The financial intermediaries say the increases have become necessary because of rising cost of operations and increase in taxes.

Even though some banks are yet to implement new charges, most of them have adjusted their tariffs upwards in consonance with rising business costs.  

This paper’s checks revealed that some banks which used to charge GH¢5 for maintenance of personal current accounts are now charging GH¢15 per month, and those which use to charge GH¢20 for corporate current accounts are now going for about GH¢45 per month. These charges exclude others such as cheque clearing and printing of account statements.

Depending on the number of transactions for the month the charges could go up as high as GH¢300.

The banks that effected the biggest increment are mainly in the tier one and tier two categories. However, some tier three and tier four banks have also adjusted their tariffs up significantly.

According to the pwc 2014 Banking Survey, Eobank Ghana, GCB, Stanchart, Stanbic, Barclays, Zenith and Fidelity Bank made up of the tier one category while the tier two banks are UBA, ADB, CAL, UT, uniBank and NIB.

Other banks have also consolidated all their charges including monthly account maintenance, account statements, cheque clearing, interbank transfers among others. This means that irrespective of the number of transactions a client does within a month, the same charges apply.

In this regard, banks that used to charge GH¢5 for personal current account are now charging about GH¢20 whilst those charging GH¢50 for corporate current account are now charging about GH¢250 per month.

This however excludes cheque book charges and other levies.

Charges for loan processing and facility fees have also been adjusted upwards slightly to make way for increasing cost of capital.

Importantly, banks see fees and commissions as very critical in their overall operating income.

For savings accounts, the average interest paid on it is about 7.0 percent while some banks pay as less as 4 percent interest.

With regard to time deposits, some banks pay as less as 10 percent for one month tenor, 12 percent for 60 days, 14 percent for 91 days and 16 percent for 182-days. Others also pay as high as 13 percent for one month tenor, 15 percent for 60 days, 18 percent for 91 days and 20 percent for 182-days.

For loans, average lending rate is about 28 percent despite some base rates being quoted under 20 percent.

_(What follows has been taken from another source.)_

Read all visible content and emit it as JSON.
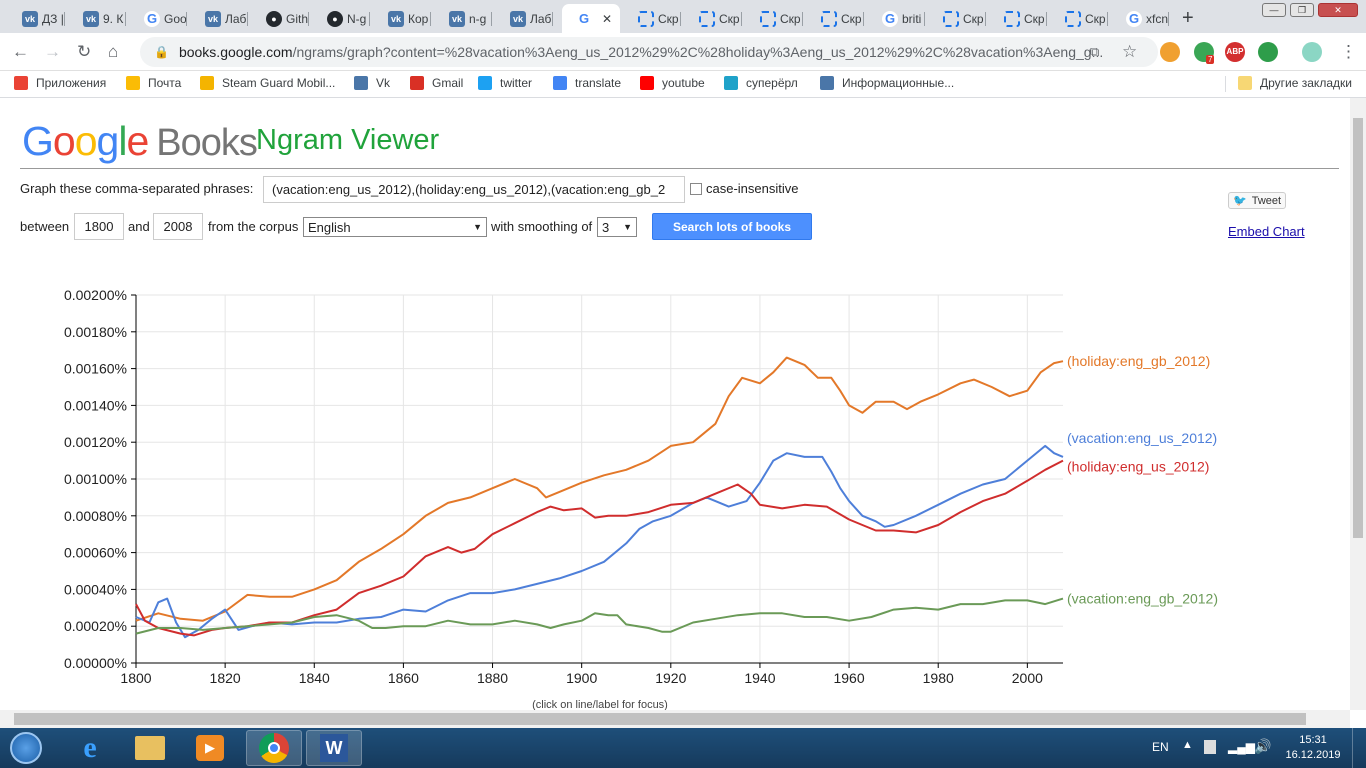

According to the 2015 Financial Stability Report, banks made GH¢1.08 billion from fees and commissions alone, about 22.0 percent growth over the previous year.

Interest income constituted 51.5 percent of total income in December 2015 compared with 45.5 percent in December 2014.

Investment income share of 29.3 percent of total income in December 2015 was marginally above the 29.2 percent recorded in December 2014.

However, the share of income from fees and commission declined to 11.6 percent in December 2015 from 12.8 percent in December 2014.